China’s Ministry of State Security, Foreign Ministry and Public Security Bureau have so far not responded to Reuters requests for comment on whether Chinese agents were involved in Xiao’s disappearance.
Xiao’s disappearance has sparked widespread media speculation that he has been drawn into Chinese President Xi Jinping’s crackdown on corruption, which has ensnared a string of Chinese executives.
Any indication that Xiao may have been forcibly removed from the former British colony would be a breach of the “one country, two systems” framework under which it has been governed since its return to mainland Chinese rule in 1997.
Xiao’s case has already spooked many mainland Chinese working in the city, with some already making contingency plans and seeking advice on moving assets overseas.
Another source close to Xiao said his immediate family and the company’s senior executives witnessed nothing unusual ahead of his disappearance.
Xiao’s wife and brother were not in Hong Kong when he left the Four Seasons, the third source said, declining to say where they were at the time.
They immediately rushed back to Hong Kong, the source said.
“Everybody freaked out,” the source said. “Nobody knew where he went, nobody knew what was happening.”
Xiao’s wife and brother have already “fled” Hong Kong to Canada, according to the third source.
Xiao’s family, company executives and lawyers wrote a statement in Xiao’s name “in a rush” to quell speculation that the billionaire had been kidnapped, the source said.

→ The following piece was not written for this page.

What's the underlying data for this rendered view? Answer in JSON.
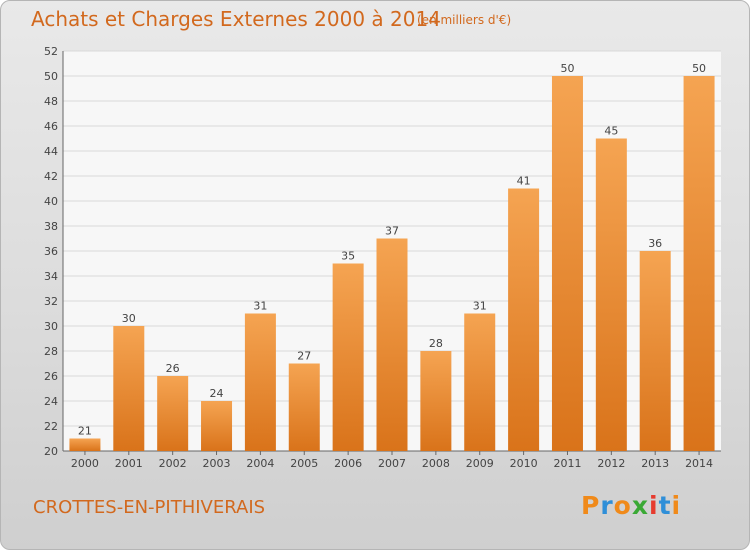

The statement, published on the front page of Hong Kong’s Ming Pao newspaper five days after he went missing, said he was seeking medical treatment “outside the country” and “had not been abducted to the mainland.”
It is uncertain if the family had been in touch with Xiao when the statement was drafted.
Outside law enforcement agencies, including those from mainland China, are not authorized to operate in Hong Kong, which enjoys wide-ranging freedoms not allowed on the mainland, including a separate legal system.